The Court held in Rodriguez v. Bonifacio:
Contempt of court has been distinctly described as an offense against the State and not against the judge personally. To reiterate, a judge must always remember that the power of the court to punish for contempt should be exercised for purposes that are not personal, because that power is intended as a safeguard, not for judges as persons, but for the functions they exercise.

Viewed vis-à-vis the foregoing circumscription of a court's power to punish for contempt, it bears stressing that the court must exercise the power of contempt judiciously and sparingly with utmost self-restraint with the end in view of utilizing the same for correction and preservation of the dignity of the court, not for retaliation or vindication. x x x[20]
WHEREFORE, the petition is GRANTED. The Decision dated January 31, 2002 and Resolution dated October 9, 2002 of the Court of Appeals are SET ASIDE. The Orders dated March 15, 2000 and October 3, 2000, issued by the Regional Trial Court of Pasay City, Branch 231, are NULLIFIED.

SO ORDERED.

Ynares-Santiago, (Chairperson), Chico-Nazario, and Nachura, JJ., concur.



[1] CA rollo, pp. 12-14.

[2] Id. at 15-16.

[3] Id. at 31-32.

[4] Id. at 34-35.

[5] Id. at 17-18.

[6] Id. at 19.

[7] Id. at 20.

[8] Id. at 17.

[9] Id. at 187-188.

[10] Rollo, pp. 14-15.

[11] The Senate Blue Ribbon Committee v.
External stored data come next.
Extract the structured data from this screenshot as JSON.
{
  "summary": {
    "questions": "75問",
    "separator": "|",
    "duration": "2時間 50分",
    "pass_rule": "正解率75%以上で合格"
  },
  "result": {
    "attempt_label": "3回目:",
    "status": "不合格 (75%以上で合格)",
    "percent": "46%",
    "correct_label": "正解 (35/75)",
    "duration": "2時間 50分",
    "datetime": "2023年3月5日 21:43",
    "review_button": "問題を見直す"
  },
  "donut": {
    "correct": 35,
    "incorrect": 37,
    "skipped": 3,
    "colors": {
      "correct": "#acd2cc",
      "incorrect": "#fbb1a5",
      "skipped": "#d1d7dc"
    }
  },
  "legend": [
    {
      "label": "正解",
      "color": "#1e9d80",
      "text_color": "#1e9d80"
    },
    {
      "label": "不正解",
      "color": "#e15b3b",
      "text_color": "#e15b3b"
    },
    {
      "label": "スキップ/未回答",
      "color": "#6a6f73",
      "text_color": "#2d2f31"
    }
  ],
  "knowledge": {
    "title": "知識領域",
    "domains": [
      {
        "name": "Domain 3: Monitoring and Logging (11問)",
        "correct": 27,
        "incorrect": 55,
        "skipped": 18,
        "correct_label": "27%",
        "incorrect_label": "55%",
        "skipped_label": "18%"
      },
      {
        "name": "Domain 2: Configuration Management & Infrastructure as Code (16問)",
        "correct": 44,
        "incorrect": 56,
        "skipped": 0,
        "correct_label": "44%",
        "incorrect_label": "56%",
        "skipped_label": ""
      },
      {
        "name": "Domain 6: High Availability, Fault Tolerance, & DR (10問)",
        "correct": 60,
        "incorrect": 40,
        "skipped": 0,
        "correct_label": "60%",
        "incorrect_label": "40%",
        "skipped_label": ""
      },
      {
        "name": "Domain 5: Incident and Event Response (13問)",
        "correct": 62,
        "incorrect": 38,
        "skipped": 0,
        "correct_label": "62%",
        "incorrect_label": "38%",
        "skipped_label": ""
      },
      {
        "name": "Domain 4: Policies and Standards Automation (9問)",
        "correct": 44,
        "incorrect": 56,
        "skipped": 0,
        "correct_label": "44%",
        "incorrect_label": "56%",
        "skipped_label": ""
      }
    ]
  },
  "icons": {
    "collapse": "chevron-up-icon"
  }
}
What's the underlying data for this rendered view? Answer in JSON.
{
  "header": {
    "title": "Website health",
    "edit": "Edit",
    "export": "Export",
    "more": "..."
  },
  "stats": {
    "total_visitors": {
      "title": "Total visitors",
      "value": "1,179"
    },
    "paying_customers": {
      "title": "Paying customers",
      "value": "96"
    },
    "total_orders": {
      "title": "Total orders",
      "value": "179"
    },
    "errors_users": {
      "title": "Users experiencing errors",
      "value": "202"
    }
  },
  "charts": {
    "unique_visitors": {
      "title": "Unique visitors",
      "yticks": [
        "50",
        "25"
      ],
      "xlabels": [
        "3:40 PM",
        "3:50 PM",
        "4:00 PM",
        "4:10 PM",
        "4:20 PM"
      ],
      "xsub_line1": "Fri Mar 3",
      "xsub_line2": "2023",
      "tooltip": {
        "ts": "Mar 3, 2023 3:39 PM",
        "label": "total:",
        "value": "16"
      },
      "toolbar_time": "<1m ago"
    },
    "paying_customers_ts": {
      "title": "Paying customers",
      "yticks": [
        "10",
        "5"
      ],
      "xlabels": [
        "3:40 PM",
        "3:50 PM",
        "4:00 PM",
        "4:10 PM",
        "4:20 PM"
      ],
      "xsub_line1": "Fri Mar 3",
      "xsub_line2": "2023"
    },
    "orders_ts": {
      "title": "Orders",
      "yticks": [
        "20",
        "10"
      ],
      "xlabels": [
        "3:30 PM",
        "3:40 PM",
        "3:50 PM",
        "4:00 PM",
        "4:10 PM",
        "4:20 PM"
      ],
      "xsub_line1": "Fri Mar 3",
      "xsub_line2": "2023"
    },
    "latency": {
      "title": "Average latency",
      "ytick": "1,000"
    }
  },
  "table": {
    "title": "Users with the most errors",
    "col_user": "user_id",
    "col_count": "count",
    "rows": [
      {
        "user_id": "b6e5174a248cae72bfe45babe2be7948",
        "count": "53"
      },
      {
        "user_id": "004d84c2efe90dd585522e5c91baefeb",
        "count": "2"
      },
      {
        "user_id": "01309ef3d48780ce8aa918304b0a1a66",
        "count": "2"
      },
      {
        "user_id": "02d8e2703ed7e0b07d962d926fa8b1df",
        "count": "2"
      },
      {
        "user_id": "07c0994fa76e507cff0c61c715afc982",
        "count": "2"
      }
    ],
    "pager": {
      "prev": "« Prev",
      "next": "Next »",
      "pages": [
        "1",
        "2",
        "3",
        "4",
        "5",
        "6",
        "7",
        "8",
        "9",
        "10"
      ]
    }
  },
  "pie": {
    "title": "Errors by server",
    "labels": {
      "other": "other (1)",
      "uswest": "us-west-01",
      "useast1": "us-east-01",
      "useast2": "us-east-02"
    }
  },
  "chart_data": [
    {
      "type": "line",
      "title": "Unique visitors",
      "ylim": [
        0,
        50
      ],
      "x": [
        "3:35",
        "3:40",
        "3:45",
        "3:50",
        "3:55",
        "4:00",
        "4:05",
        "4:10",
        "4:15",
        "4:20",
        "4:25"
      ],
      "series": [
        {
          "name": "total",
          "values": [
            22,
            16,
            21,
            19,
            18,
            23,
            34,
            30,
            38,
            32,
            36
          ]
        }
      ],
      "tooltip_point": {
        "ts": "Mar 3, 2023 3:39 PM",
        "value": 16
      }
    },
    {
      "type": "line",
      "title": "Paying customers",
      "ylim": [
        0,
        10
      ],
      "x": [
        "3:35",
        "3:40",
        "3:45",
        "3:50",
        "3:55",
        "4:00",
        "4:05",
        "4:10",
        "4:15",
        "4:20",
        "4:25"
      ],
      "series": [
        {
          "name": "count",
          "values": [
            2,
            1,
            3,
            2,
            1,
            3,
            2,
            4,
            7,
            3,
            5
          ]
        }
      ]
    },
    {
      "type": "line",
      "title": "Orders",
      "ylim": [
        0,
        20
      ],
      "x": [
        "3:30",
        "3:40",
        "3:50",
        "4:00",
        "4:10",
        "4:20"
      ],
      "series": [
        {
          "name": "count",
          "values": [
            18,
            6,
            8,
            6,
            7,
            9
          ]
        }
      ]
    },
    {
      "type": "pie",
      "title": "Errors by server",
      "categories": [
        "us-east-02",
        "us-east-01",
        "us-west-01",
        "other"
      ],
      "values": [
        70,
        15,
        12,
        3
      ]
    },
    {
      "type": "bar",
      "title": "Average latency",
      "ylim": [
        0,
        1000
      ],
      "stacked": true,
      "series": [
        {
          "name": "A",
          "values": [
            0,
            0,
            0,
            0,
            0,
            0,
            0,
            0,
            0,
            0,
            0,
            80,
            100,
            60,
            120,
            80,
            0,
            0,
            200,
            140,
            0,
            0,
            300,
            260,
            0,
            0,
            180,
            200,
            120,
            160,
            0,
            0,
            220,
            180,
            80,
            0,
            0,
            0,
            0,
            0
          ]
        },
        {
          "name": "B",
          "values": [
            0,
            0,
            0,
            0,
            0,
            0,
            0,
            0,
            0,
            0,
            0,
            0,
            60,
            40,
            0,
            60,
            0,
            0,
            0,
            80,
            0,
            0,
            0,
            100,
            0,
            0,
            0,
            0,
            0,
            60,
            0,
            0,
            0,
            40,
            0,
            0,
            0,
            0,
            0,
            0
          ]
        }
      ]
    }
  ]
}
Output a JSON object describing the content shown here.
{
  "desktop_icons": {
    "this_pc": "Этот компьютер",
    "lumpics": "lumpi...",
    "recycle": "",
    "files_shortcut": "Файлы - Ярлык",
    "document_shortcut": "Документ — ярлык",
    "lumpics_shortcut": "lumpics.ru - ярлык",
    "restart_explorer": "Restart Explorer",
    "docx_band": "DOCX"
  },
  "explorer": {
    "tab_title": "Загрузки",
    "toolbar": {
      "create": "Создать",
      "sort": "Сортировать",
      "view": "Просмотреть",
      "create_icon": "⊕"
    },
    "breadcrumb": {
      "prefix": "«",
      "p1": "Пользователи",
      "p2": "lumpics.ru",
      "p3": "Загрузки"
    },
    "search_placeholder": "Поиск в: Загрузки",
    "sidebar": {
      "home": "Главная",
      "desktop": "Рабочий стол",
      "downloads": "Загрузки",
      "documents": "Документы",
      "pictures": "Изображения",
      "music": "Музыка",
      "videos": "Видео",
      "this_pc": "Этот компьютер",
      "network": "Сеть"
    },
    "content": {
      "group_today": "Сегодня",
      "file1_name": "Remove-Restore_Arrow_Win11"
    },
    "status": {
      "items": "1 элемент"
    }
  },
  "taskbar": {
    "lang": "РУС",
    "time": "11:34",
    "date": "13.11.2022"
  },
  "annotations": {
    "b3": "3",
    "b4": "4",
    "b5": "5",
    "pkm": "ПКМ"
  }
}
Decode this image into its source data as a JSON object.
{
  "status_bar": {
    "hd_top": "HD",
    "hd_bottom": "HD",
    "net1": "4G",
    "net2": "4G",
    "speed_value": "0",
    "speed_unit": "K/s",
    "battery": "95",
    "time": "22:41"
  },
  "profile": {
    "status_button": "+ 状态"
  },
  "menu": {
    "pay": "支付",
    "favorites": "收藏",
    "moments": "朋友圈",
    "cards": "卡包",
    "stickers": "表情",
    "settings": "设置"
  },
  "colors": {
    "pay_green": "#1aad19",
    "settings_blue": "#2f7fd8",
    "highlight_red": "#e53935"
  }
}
Majaducon, 455 Phil. 61, 71 (2003).

[12] CA rollo, pp. 34-35.

[13] Rollo, pp. 248-250.

[14] Nedia v. Laviña, A.M. No. RTJ-05-1957, September 26, 2005, 471 SCRA 10, 17; Rodriguez v. Bonifacio, 398 Phil. 441, 462 (2000).

[15] 455 Phil. 750, 758-759 (2003).

[16] Bruan v. People of the Philippines, G.R. No. 149428, June 4, 2004, 431 SCRA 90, 96.

[17] Soriano v. Court of Appeals, G.R. No. 128938, June 4, 2004, 431 SCRA 1, 8.

[18] Soriano v. Court of Appeals, supra note 17, at 8.

[19] Rollo, p. 243.

[20] Rodriguez v. Bonifacio, supra note 14, at 468.